Sri Mulyani Cuma 'Tumbal' Minyakita Mahal, Apa Biang Kerok Sebenarnya?

4 days ago 8

Jakarta, CNN Indonesia --

Kementerian Perdagangan (Kemendag) mencari 'kambing hitam' di balik kegagalannya menurunkan harga Minyakita yang sudah ugal-ugalan di pasar.

Sistem Pemantauan Pasar Kebutuhan Pokok (SP2KP) Kemendag mencatat harga minyak goreng rakyat itu tembus Rp17.400 per liter. Padahal, harga eceran tertinggi (HET) yang ditetapkan pemerintah adalah Rp15.700 untuk setiap liter Minyakita.

Staf Ahli Bidang Manajemen dan Tata Kelola Kemendag Iqbal Shoffan Shofwan mengira-ngira penyebab mahalnya harga adalah wajib pungut yang ditetapkan Kementerian Keuangan (Kemenkeu). Menurutnya, wajib pungut membuat BUMN Pangan kesulitan melakukan distribusi.

ADVERTISEMENT

SCROLL TO CONTINUE WITH CONTENT

"Ternyata, kayaknya, salah satu tantangan BUMN Pangan mengapa agak susah untuk melakukan distribusi Minyakita ini adalah karena mereka itu membutuhkan relaksasi wajib pungut," bebernya dalam Rapat Koordinasi Pengendalian Inflasi 2025 di Kementerian Dalam Negeri, Jakarta Pusat, Senin (13/1).

Wajib Pungut adalah pihak yang ditunjuk oleh Kemenkeu untuk memungut, menyetorkan, dan melaporkan PPN atas transaksi yang terjadi, salah satunya BUMN. Sederhananya, wajib pungut berperan sebagai pemungut pajak dari pihak yang menyediakan barang atau jasa.
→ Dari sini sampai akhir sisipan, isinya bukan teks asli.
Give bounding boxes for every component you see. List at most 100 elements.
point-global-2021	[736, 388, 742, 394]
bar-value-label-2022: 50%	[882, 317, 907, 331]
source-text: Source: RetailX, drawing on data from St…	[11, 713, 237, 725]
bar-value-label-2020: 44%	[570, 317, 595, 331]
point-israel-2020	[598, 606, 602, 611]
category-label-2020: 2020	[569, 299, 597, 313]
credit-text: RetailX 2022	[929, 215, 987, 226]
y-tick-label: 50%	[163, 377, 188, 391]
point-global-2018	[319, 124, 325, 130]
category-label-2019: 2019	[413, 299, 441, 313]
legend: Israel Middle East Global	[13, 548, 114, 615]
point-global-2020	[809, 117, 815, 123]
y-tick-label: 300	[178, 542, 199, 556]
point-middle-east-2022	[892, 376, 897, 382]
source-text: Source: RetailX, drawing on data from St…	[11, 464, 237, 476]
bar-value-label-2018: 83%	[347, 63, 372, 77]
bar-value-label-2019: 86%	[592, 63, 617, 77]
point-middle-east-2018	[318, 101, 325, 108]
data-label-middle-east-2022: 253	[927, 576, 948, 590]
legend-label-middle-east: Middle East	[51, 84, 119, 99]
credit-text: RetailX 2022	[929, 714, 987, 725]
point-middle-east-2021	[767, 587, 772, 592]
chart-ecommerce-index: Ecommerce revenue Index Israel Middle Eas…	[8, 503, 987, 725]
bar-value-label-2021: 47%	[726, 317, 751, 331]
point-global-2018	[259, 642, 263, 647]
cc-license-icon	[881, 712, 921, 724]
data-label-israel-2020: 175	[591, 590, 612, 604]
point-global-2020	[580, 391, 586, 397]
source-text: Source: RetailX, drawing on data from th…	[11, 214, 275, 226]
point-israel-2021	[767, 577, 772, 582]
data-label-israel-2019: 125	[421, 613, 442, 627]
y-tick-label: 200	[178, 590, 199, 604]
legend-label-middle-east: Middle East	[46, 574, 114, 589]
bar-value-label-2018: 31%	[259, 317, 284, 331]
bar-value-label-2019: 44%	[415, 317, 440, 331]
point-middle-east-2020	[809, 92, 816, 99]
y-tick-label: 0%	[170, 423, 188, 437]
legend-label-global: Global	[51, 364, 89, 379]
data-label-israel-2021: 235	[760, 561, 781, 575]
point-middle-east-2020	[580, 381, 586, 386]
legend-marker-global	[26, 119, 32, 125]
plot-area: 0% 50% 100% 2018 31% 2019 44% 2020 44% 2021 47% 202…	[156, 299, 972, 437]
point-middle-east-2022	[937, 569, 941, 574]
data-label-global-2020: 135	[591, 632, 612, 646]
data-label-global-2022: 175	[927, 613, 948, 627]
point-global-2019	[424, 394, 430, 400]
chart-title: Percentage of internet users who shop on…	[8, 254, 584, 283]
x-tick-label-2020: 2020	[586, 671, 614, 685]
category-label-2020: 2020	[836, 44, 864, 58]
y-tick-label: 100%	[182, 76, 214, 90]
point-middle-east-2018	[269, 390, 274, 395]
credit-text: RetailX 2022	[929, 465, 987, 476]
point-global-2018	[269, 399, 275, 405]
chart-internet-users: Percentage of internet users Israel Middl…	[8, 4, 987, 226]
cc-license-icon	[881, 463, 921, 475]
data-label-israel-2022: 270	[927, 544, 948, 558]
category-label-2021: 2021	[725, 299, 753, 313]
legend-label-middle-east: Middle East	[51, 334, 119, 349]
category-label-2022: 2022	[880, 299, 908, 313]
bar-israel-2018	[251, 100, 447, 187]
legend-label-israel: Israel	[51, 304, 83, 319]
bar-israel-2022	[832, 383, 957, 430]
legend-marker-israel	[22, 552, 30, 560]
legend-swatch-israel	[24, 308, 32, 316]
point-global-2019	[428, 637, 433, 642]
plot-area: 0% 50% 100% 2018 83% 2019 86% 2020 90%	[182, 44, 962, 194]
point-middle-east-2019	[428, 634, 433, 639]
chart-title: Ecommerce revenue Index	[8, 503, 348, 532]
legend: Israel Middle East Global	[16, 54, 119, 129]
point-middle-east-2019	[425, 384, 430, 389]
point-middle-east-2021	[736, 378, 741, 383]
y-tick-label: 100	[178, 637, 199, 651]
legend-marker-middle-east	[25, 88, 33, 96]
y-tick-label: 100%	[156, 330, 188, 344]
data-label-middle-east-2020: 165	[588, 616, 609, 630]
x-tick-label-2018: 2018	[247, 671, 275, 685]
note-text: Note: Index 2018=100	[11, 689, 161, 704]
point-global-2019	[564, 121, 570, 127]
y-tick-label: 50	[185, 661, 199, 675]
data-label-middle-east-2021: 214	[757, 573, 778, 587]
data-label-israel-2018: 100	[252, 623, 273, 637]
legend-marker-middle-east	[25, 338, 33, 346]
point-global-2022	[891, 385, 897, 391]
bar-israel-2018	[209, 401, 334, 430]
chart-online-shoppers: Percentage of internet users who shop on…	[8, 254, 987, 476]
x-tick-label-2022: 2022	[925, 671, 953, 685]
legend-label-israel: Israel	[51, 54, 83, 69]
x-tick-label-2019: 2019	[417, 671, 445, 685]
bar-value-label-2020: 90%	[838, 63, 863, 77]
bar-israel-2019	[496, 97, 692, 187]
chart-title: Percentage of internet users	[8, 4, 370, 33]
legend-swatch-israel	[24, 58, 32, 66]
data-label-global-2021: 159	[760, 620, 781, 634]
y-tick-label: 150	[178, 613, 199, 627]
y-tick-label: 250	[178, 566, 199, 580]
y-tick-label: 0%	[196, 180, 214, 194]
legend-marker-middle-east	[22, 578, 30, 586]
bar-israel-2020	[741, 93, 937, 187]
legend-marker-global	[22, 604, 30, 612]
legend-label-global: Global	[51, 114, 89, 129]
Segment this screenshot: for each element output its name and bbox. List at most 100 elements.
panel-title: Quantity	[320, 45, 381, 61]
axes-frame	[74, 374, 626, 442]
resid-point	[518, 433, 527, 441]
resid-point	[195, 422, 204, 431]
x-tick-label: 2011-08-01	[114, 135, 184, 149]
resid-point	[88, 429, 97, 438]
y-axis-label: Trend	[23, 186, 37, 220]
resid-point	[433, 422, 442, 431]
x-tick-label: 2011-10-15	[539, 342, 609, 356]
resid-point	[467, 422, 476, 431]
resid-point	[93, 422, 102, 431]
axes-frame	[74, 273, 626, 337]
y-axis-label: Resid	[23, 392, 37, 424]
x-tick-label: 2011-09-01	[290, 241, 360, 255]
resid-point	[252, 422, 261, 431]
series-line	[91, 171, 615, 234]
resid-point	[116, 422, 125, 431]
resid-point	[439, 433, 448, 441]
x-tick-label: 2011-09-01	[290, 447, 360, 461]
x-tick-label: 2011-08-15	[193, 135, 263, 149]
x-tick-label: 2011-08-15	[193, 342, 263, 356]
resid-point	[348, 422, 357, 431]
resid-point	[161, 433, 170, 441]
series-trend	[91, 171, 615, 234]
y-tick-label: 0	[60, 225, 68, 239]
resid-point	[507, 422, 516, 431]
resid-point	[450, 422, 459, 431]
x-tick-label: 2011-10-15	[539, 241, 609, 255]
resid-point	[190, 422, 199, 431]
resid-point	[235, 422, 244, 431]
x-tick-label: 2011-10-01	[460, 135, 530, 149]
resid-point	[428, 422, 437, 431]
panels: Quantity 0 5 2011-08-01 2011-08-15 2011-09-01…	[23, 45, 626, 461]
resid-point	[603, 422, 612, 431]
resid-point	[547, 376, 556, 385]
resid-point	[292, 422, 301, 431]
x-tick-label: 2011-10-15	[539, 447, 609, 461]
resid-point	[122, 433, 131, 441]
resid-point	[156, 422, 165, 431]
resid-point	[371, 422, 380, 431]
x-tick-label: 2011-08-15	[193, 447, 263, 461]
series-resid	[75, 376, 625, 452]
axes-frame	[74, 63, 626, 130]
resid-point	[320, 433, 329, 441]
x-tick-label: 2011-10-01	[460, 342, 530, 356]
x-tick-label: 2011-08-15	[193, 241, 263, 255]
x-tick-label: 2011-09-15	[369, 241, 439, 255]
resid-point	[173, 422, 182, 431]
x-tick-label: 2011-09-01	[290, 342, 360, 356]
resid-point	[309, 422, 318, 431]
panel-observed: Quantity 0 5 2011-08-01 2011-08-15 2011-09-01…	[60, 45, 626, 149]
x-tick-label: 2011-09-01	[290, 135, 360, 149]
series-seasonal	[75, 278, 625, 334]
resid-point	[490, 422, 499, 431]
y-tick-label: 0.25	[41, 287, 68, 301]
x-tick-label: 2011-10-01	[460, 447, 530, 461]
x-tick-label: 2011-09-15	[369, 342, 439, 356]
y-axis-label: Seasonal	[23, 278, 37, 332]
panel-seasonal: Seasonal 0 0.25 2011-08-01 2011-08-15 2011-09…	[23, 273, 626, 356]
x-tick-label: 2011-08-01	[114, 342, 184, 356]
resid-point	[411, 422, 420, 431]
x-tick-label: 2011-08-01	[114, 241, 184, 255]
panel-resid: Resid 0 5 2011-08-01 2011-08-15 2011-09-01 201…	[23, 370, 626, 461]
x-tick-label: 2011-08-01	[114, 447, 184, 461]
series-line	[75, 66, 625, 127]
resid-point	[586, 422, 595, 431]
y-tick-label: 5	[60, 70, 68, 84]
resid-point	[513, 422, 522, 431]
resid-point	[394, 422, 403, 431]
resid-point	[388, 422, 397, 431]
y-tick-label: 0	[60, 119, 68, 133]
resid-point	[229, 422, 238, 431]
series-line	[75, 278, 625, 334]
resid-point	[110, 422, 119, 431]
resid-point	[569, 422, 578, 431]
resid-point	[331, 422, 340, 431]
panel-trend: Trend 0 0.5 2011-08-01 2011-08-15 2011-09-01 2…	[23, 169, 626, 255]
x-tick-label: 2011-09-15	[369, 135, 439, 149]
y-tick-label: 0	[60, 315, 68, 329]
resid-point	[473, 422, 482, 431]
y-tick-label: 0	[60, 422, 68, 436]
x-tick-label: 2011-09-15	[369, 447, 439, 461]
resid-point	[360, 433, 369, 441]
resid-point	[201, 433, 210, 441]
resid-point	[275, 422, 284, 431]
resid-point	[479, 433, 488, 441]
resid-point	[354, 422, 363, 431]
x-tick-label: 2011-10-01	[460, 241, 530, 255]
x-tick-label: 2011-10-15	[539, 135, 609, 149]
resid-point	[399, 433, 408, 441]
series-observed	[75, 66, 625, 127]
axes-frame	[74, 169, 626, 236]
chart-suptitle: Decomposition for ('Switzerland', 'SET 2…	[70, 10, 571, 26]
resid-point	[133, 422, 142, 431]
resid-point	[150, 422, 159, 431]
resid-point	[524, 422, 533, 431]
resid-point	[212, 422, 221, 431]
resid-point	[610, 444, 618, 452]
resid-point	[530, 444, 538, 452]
Dasar hukumnya, Peraturan Menteri Keuangan Nomor 8/PMK.03/2021 tentang Tata Cara Pemungutan, Penyetoran, dan Pelaporan PPN atau PPnBM oleh BUMN dan Perusahaan Tertentu yang Dimiliki secara Langsung oleh BUMN sebagai Pemungut PPN.
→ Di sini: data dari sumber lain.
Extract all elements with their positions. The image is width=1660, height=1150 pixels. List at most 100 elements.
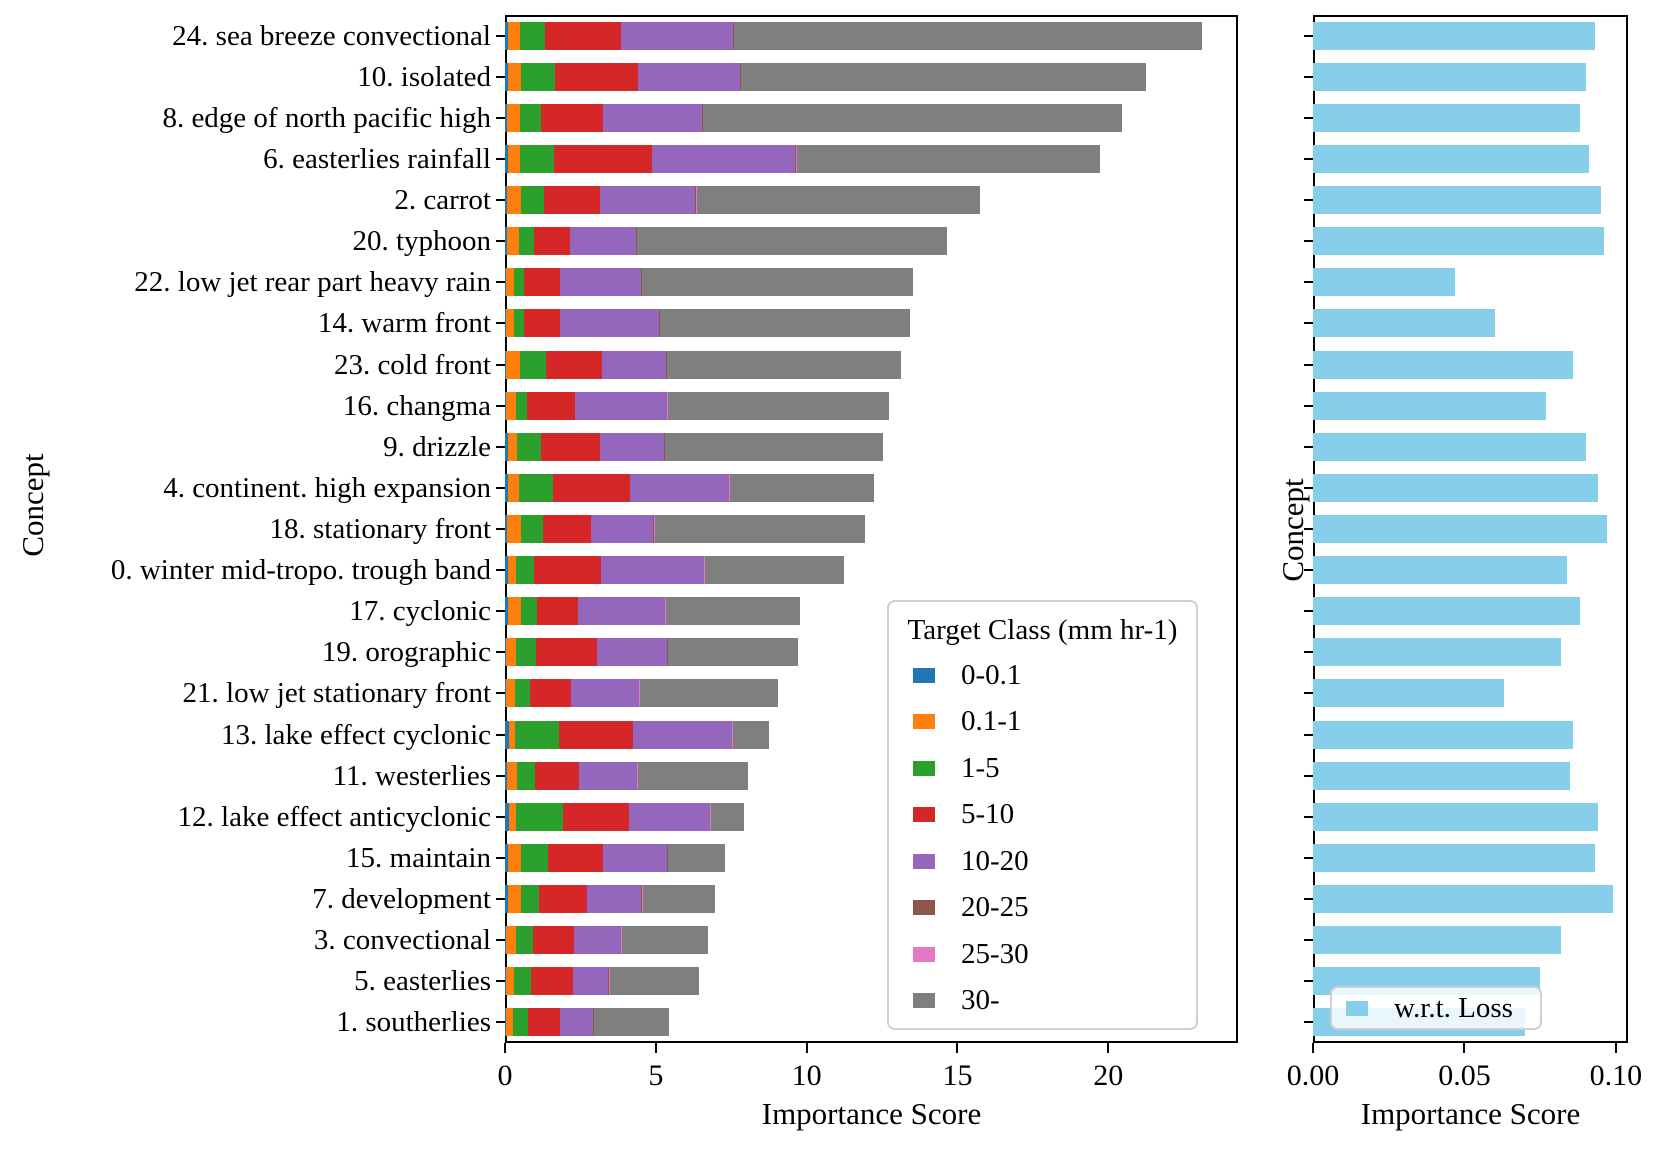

Kata Iqbal, Menteri Perdagangan Budi Santoso sampai bersurat ke Menteri Keuangan Sri Mulyani pada awal Januari 2025. Harapannya, sang Bendahara Negara itu bisa memberikan relaksasi wajib pungut.

Iqbal mengklaim langkah ini bakal berkontribusi dalam menekan harga Minyakita. Namun, tidak ada data empiris soal berapa kontribusi wajib pungut terhadap lonjakan harga minyak goreng di pasaran.

"Ini kami anggap sekiranya hal ini dapat diamini atau dikabulkan oleh Kementerian Keuangan, pertama tentu saja akan dapat memperpendek rantai distribusi," ucap Iqbal.

"Ketika itu terjadi (relaksasi wajib pungut), seharusnya itu bisa membantu lebih banyak dalam kontribusi stabilisasi harga jual Minyakita sesuai HET," sambungnya.

Ucapan staf ahli tersebut berbeda dari apa yang diungkapkan Mendag Budi pada November 2024 lalu. Di hadapan Komisi VI DPR RI, ia blak-blakan rantai distribusi yang panjang adalah biang kerok lonjakan harga Minyakita.

Padahal, Budi menekankan ada amanat yang diatur dalam Peraturan Menteri Perdagangan Nomor 18 Tahun 2024. Distribusi Minyakita seharusnya hanya berasal dari produsen, distributor 1 (D1), D2, lalu pengecer.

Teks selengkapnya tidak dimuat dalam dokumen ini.